Como ellos mismos declararon en Locarno, no son meramente arqueólogos o filólogos. No se contentan con encontrar materiales que ni las cinematecas consiguen sino que los reviven y les hacen decir cosas nuevas, que no tienen solamente que ver con su época y su origen sino, también, con la actualidad, a la que ahora esos frágiles fotogramas vuelven a asomar, como fantasmas. Ese “país bárbaro” al que se refiere el título de su nuevo film (¿ensayo, documental? “Objeto de reflexión”, lo denominó Chatrian) es Italia, aunque el film tuvo que ser producido en Francia. Y su personaje central es Benito Mussolini, en viejas, desconocidas imágenes de archivo, entorchado con las condecoraciones que él mismo se adjudicaba, disfrazado como si fuera la figura principal de un carnaval de violencia y terror. Allí aparece lo que Gianikian y Ricci-Lucchi denominan “el erotismo colonial”: los soldados del Fascio filmados y fotografiados felices junto a bellas adolescentes negras, muchas veces desnudas.
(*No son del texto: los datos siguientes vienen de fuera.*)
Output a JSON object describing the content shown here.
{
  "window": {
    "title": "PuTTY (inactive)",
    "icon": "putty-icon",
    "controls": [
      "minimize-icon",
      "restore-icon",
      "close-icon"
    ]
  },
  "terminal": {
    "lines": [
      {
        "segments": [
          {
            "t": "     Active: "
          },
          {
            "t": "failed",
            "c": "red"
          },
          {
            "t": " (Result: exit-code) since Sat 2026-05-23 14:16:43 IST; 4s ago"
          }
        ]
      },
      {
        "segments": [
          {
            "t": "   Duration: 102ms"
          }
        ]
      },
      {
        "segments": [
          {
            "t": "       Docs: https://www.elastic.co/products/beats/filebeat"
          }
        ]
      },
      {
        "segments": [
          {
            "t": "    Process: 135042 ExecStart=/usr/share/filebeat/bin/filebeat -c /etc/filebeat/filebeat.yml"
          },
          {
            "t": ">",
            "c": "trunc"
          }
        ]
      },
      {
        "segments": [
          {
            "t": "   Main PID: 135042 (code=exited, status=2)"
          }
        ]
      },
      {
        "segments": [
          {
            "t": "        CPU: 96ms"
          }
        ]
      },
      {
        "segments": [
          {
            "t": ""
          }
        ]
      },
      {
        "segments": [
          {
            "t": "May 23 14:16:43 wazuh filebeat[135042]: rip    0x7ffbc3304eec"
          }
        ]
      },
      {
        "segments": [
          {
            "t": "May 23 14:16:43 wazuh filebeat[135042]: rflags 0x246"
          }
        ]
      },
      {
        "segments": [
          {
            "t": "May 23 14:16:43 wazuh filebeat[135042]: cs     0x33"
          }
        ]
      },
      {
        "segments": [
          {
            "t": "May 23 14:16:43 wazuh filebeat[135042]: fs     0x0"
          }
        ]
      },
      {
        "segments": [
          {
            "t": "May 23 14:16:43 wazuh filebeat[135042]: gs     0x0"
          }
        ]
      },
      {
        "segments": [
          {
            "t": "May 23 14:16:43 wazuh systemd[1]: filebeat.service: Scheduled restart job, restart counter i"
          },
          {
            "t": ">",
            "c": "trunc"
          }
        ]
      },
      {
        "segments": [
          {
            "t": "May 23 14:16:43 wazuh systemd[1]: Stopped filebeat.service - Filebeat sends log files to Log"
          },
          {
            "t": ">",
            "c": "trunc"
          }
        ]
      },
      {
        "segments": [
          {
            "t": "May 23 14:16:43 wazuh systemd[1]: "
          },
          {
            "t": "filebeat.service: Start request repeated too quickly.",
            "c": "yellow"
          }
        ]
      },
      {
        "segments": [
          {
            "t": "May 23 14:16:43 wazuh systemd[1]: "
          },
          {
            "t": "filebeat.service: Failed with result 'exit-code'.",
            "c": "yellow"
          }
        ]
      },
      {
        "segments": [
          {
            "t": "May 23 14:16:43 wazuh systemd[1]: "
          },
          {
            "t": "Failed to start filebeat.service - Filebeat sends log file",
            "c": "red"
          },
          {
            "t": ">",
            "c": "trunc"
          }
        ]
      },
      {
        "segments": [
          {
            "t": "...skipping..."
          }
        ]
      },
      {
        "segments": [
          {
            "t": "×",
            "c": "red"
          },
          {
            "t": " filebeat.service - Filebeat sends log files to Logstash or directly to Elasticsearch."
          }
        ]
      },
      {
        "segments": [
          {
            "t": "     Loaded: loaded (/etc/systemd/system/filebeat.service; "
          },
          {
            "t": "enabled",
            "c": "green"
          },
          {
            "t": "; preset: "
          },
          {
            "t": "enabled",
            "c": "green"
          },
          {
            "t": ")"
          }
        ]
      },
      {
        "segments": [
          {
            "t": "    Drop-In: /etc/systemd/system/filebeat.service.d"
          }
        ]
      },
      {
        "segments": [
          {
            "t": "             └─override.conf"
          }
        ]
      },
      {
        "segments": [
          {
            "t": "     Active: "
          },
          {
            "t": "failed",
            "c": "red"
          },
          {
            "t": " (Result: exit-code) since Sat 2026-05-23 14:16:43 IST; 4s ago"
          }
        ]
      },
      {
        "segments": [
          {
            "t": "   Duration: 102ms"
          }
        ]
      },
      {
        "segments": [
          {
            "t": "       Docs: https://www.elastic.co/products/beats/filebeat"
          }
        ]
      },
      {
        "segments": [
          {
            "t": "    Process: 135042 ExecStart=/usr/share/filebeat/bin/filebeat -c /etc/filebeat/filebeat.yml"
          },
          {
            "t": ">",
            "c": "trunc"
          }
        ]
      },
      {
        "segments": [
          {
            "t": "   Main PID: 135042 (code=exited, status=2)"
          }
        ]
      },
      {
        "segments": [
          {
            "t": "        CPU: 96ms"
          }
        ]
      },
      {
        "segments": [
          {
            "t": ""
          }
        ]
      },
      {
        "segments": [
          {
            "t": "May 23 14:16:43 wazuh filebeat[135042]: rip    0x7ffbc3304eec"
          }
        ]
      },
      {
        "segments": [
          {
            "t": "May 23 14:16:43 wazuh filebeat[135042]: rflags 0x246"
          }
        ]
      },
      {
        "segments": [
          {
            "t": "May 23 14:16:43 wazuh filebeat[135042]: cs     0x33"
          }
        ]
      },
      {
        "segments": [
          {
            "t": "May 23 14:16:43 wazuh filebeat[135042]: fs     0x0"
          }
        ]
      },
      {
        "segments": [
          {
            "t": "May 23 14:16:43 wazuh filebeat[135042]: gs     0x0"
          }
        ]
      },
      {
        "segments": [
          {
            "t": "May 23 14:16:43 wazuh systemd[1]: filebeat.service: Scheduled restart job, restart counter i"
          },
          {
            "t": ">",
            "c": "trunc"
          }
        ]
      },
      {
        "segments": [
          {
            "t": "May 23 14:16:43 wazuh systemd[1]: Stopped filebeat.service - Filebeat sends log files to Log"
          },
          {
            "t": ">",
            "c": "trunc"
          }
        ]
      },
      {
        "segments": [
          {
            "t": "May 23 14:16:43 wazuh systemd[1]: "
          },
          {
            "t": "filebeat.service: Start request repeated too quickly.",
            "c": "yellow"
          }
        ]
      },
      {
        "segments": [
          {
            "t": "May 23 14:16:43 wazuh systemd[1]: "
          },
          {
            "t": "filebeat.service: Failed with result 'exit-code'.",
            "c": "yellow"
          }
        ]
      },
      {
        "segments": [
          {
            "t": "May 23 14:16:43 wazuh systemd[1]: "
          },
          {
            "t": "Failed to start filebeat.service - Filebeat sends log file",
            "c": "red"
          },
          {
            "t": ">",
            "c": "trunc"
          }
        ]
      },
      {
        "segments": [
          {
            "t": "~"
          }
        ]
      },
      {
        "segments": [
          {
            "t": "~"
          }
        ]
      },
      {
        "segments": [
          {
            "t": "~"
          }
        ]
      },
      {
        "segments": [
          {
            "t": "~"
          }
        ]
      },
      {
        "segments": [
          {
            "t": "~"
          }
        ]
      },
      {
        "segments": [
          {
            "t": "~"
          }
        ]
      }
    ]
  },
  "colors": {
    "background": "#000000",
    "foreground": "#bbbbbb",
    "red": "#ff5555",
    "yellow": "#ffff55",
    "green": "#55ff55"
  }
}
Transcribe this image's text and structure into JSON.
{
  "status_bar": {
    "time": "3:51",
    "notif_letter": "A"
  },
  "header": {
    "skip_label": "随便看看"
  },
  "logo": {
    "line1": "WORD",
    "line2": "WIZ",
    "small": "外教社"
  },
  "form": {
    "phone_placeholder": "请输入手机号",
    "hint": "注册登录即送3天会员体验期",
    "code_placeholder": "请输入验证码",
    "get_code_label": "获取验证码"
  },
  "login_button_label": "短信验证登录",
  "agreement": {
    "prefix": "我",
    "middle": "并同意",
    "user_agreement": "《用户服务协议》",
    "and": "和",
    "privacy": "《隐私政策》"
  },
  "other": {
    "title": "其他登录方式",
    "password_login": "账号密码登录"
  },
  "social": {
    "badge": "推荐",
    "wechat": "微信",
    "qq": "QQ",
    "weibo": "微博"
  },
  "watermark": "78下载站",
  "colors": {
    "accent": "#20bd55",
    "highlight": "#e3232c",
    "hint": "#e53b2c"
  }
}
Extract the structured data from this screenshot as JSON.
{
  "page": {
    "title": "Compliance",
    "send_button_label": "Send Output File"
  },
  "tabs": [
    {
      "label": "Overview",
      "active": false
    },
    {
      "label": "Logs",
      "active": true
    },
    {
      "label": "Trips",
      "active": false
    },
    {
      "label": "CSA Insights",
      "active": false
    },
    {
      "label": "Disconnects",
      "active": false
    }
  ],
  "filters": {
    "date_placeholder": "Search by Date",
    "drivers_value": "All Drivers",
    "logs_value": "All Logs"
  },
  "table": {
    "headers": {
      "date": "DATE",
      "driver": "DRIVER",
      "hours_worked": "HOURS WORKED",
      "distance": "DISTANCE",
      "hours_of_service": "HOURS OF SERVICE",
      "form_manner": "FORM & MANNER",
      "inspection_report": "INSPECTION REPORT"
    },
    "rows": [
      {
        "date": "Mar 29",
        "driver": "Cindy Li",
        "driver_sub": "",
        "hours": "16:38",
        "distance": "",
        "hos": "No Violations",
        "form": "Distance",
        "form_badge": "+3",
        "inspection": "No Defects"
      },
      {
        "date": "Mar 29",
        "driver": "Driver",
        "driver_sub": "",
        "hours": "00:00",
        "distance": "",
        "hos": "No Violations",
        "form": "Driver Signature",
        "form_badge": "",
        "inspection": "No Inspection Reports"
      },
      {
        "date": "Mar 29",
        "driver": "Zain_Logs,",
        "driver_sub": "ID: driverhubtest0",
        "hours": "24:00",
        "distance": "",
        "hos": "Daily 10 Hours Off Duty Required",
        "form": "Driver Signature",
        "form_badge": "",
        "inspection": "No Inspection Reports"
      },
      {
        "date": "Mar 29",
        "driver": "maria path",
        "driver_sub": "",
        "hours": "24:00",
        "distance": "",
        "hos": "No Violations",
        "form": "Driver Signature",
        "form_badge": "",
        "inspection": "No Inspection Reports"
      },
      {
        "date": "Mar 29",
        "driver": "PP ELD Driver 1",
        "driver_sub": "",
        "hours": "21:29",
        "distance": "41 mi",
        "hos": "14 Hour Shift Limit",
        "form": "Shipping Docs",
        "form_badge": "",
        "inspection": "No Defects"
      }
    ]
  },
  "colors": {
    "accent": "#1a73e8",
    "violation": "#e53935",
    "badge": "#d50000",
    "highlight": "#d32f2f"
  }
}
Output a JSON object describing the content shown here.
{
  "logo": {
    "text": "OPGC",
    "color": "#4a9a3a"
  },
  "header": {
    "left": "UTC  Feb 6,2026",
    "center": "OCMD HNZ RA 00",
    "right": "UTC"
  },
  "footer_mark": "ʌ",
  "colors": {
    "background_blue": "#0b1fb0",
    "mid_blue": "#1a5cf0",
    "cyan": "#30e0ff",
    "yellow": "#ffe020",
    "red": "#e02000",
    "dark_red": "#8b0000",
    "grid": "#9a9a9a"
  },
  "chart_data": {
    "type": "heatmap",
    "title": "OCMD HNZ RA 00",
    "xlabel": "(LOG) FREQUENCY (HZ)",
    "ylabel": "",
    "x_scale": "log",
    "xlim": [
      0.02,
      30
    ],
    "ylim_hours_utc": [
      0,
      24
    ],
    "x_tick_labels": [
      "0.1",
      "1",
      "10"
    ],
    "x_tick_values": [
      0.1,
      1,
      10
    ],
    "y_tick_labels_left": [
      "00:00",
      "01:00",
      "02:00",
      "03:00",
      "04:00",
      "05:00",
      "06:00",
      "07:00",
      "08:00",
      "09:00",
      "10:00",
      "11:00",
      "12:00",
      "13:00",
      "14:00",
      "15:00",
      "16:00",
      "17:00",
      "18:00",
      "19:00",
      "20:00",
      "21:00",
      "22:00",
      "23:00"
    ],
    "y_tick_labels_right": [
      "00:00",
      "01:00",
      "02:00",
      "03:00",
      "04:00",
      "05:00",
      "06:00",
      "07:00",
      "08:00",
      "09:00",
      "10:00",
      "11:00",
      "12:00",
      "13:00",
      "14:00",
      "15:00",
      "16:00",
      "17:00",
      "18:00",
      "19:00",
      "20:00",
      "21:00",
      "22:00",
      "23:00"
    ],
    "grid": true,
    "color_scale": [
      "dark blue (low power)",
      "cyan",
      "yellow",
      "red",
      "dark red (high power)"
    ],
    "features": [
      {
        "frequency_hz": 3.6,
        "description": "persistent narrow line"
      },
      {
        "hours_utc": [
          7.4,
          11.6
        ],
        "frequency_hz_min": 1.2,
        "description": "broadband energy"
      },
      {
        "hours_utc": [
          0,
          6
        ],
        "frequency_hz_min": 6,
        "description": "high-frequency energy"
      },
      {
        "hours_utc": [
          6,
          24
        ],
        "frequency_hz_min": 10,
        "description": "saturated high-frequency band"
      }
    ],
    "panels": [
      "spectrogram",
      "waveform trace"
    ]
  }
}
Pays Barbare respeta el lenguaje “zoológico” con el que fueron clasificadas originalmente esas imágenes, donde los africanos son vistos como meros animales, a domesticar o, en caso contrario, aniquilar. Ese discurso del poder no se diferencia demasiado del que se puede escuchar hoy en boca de prominentes políticos italianos. Pero hay un momento en particular capaz de erizar la piel, cuando un oficial italiano, feliz ante la cámara, “lava” lascivamente a una muchacha etíope mientras la va desnudando. Viendo esas imágenes, y aunque el film de Gianikian y Ricci-Lucchi ni siquiera deba enunciarlo, no se puede sino pensar en Silvio Berlusconi y su affaire Ruby, la menor marroquí que formaba parte de su harén personal. “Cada época tiene su fascismo”, señala simple, genialmente Pays Barbare.